Wednesday, June 17, 2015

CANON OF FILM: "ATLANTIC CITY"

ATLANTIC CITY (1980)

Director: Louis Malle
Screenplay: John Guare



I’ve noticed that a common theme in many Louis Malle films is the coming together of characters or in some cases, people, and the reasons for how they end up together. There's always different reasons. Many times this is sexual, oftentimes it can be trivial, sometimes even taboo. Malle hardly ever gets mentioned when putting together a list of even the best French Directors. He was a French New Wave filmmaker with films like “Elevator to the Gallows,” and “The Lovers” that pushed the boundaries and standards of the time, although seem tame by today’s (and to a certain extent, their own) time. He also, unlike contemporaries like Melville and Godard, he was a minimalist, and oftentimes, his films have only the bare essentials of directing. 

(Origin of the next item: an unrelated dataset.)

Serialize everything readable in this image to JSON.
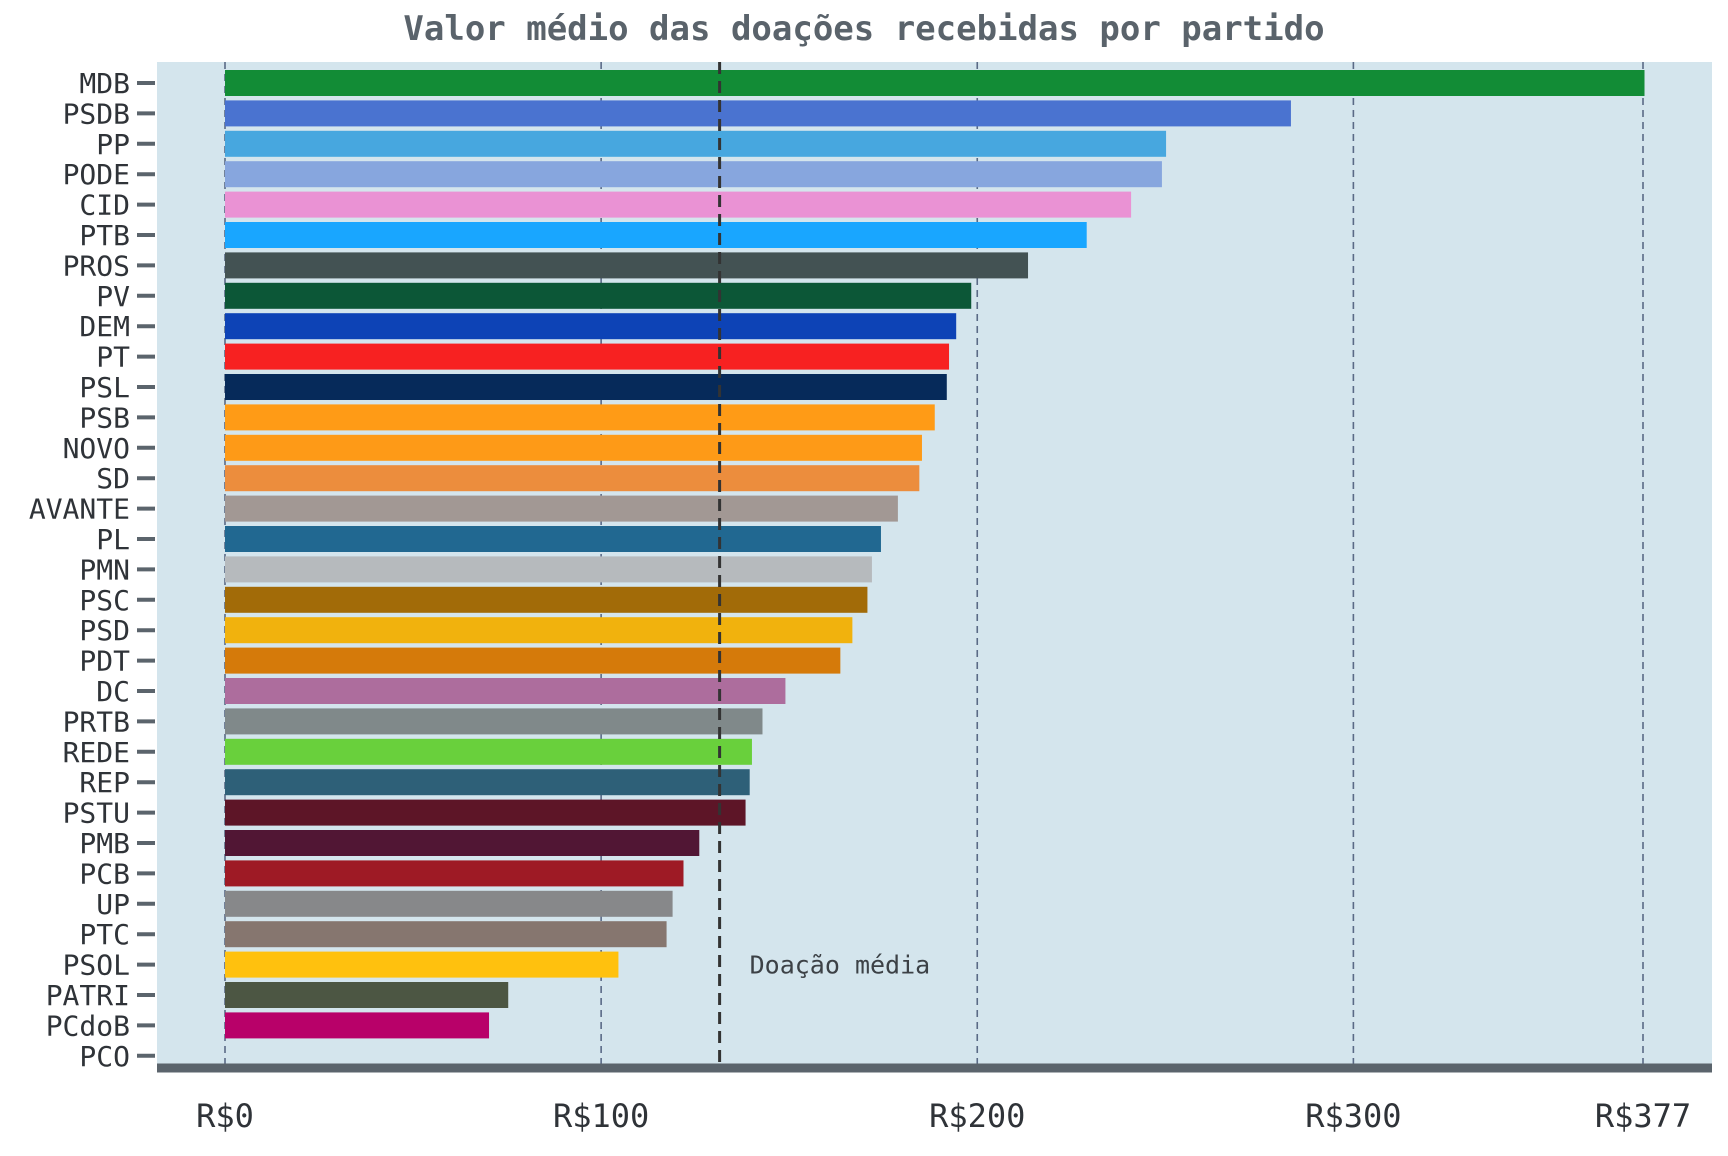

I’ve written on his autobiographical film “Au Revoir, Les Enfants,” one of the last films he made in France, but that might be the exception. He made famous documentaries about India that eventually got the BBC banned in India. He went onto America where he would make “Pretty Baby,” with Brooke Shields, and possibly his best film “My Dinner with Andre,” a film that’s an entire dinner conversation between two New York playwrights who are basically playing variations on themselves. His last movie was "Vanya on 42nd Street" a part-documentary, part-theatrical production about a group of actors who every year, book a theater or 42nd street for a week and perform Chekhov's "Uncle Vanya".  

Sometimes its dinner that brings his characters together, other times it’s a play, while other times, his characters come together for reasons that aren’t as literal. In “Atlantic City,” all the characters come together out of desperation. Desperation also drives the plot of the movie. Shot just a couple years after gambling had becomed legalized in New Jersey, the movie depicts an Atlantic City as a dying and decaying tourist town, standing, barely, side-by-side with a new Atlantic City that’s trying to emulate the Las Vegas Strip along the famous Boardwalk, a desperate attempt to bring tourists. 

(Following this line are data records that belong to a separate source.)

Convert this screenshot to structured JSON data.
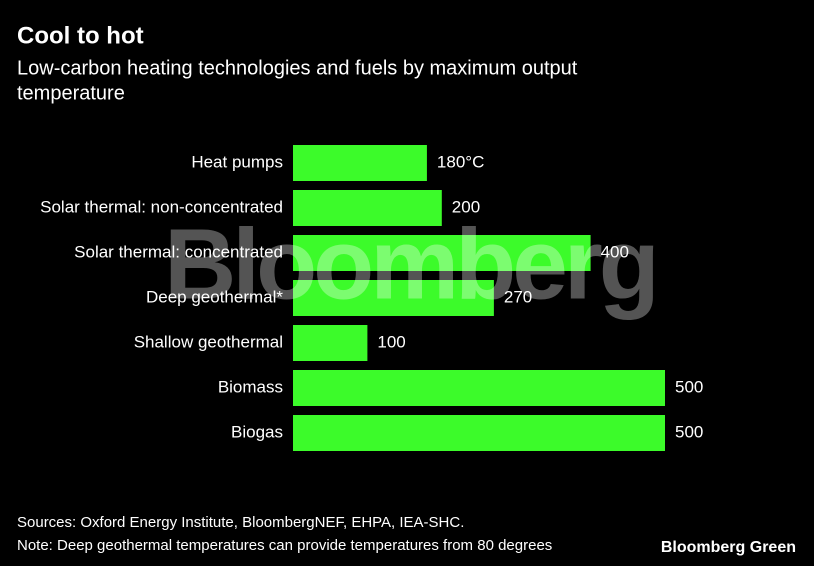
{
  "chart_data": {
    "type": "bar",
    "orientation": "horizontal",
    "title": "Cool to hot",
    "subtitle": [
      "Low-carbon heating technologies and fuels by maximum output",
      "temperature"
    ],
    "categories": [
      "Heat pumps",
      "Solar thermal: non-concentrated",
      "Solar thermal: concentrated",
      "Deep geothermal*",
      "Shallow geothermal",
      "Biomass",
      "Biogas"
    ],
    "values": [
      180,
      200,
      400,
      270,
      100,
      500,
      500
    ],
    "value_labels": [
      "180°C",
      "200",
      "400",
      "270",
      "100",
      "500",
      "500"
    ],
    "color": "#3cfb2a",
    "watermark": "Bloomberg",
    "sources": "Sources: Oxford Energy Institute, BloombergNEF, EHPA, IEA-SHC.",
    "note": "Note: Deep geothermal temperatures can provide temperatures from 80 degrees",
    "logo": "Bloomberg Green"
  }
}
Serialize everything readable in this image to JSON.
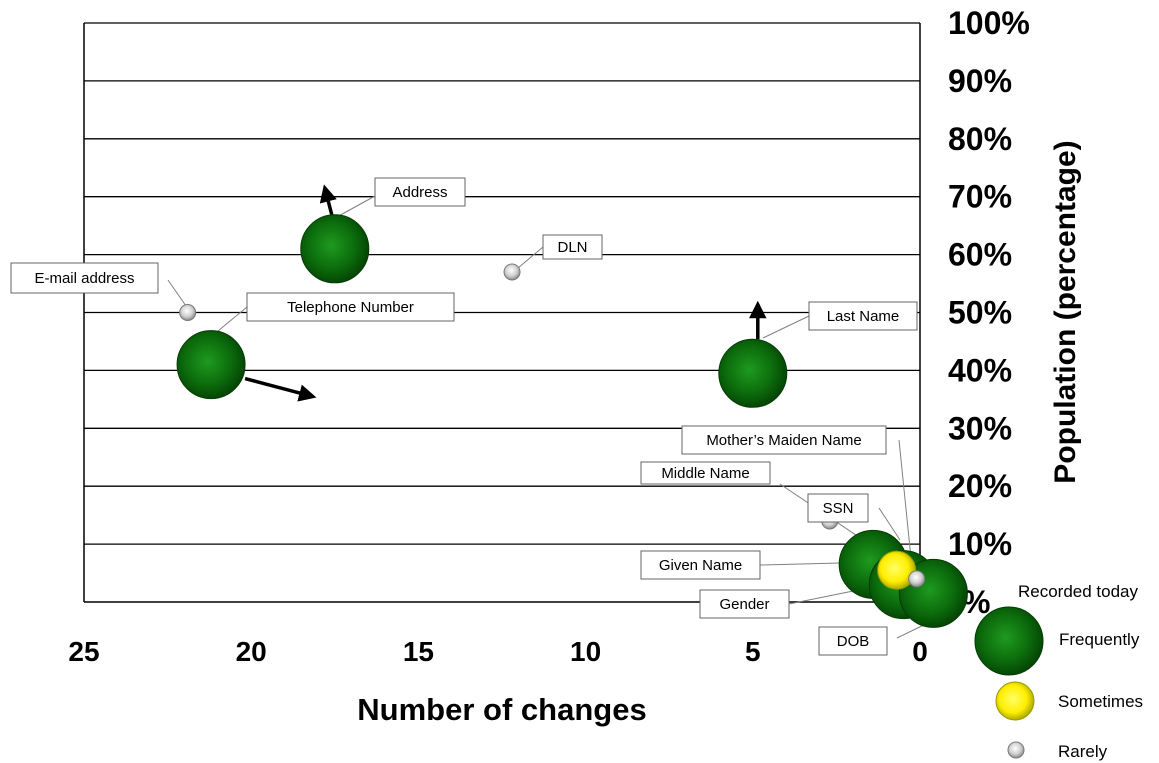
{
  "chart_data": {
    "type": "scatter",
    "xlabel": "Number of changes",
    "ylabel": "Population (percentage)",
    "xlim": [
      25,
      0
    ],
    "x_reversed": true,
    "ylim": [
      0,
      100
    ],
    "x_ticks": [
      "25",
      "20",
      "15",
      "10",
      "5",
      "0"
    ],
    "y_ticks": [
      "%",
      "10%",
      "20%",
      "30%",
      "40%",
      "50%",
      "60%",
      "70%",
      "80%",
      "90%",
      "100%"
    ],
    "grid": true,
    "legend": {
      "title": "Recorded today",
      "placement": "bottom-right",
      "items": [
        {
          "label": "Frequently",
          "category": "frequently"
        },
        {
          "label": "Sometimes",
          "category": "sometimes"
        },
        {
          "label": "Rarely",
          "category": "rarely"
        }
      ]
    },
    "points": [
      {
        "label": "Address",
        "x": 17.5,
        "y": 61,
        "category": "frequently",
        "arrow": "up-left"
      },
      {
        "label": "DLN",
        "x": 12.2,
        "y": 57,
        "category": "rarely"
      },
      {
        "label": "E-mail address",
        "x": 21.9,
        "y": 50,
        "category": "rarely"
      },
      {
        "label": "Telephone Number",
        "x": 21.2,
        "y": 41,
        "category": "frequently",
        "arrow": "right-down"
      },
      {
        "label": "Last Name",
        "x": 5.0,
        "y": 39.5,
        "category": "frequently",
        "arrow": "up"
      },
      {
        "label": "SSN",
        "x": 2.7,
        "y": 14,
        "category": "rarely"
      },
      {
        "label": "Given Name",
        "x": 1.4,
        "y": 6.5,
        "category": "frequently"
      },
      {
        "label": "Gender",
        "x": 0.5,
        "y": 3,
        "category": "frequently"
      },
      {
        "label": "Mother’s Maiden Name",
        "x": 0.1,
        "y": 4,
        "category": "rarely"
      },
      {
        "label": "Middle Name",
        "x": 0.7,
        "y": 5.5,
        "category": "sometimes"
      },
      {
        "label": "DOB",
        "x": -0.4,
        "y": 1.5,
        "category": "frequently"
      }
    ]
  },
  "colors": {
    "frequently": "#0b6a0b",
    "frequently_dark": "#043d04",
    "sometimes": "#ffff00",
    "sometimes_dark": "#9a9a00",
    "rarely": "#d9d9d9",
    "rarely_dark": "#7a7a7a",
    "grid": "#000000"
  }
}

Lou (Burt Lancaster) is an old, old-time numbers runner for the Mob, but now his job is not only dying out, it’s becoming legitimate. He's left with nothing but memories of the old days, and one annoying downstairs relic, Grace (Kate Reid) who he waits on hand-and-foot, at least somewhat loyally. Sally (Susan Sarandon) is his next-door neighbor who he sometimes peers at through his window as she rubs lemons over her body while listening to French music. She works at the oyster bar at the casino, although she’s studying to become a blackjack dealer, hoping eventually to move to Monte Carlo. Her baggage shows up looking like Joseph and Mary searching for a room, but it’s her husband Dave from Saskatchewan and her pregnant little sister Chrissie who he ran off with (Robert Joy and Hollie MacLaren). 

Dave’s also gotten a hold of some cocaine, and through a coincidence, hires Lou to work as his dealer for a client. After Dave gets killed, Lou finds that he’s inherited small fortune in cocaine, and has every intention of selling it and becoming like the big-time mobsters that he only worked for before. We get drawn into these characters the same way they keep getting drawn into the lore and promises of Atlantic City. They steal but they’re not thieves. They manipulate, they hustle, and they do almost anything to get what they want, always failing, always trying again; always getting caught up in their own dreams. 

It’s hard to completely call the movie unpredictable, but the characters certainly can be. That’s because the actors aren’t caught up in a movie about a drug deal gone bad, they’re people caught up in their own lives, which happens to include the drug deal gone bad. They come together out of geographical convenience, coincidence, and out of necessary desperation. I’ve used that word a lot in this article, “desperation;” it’s reserved for characters such as these who live on the fringes of society. If they were rich, the word would be greed or single-mindedly obsessive, cause they’re acting of out want but these characters act out of need.  

It’s a film that seems strangely relevant to today’s Las Vegas (My hometown) as we work to reinvent and restore our town. Two timeless characters who are simultaneously of their time and place and also capable of living and occurring anywhere and anytime, I think that’s probably the other motif in Malle’s work. Timelessness.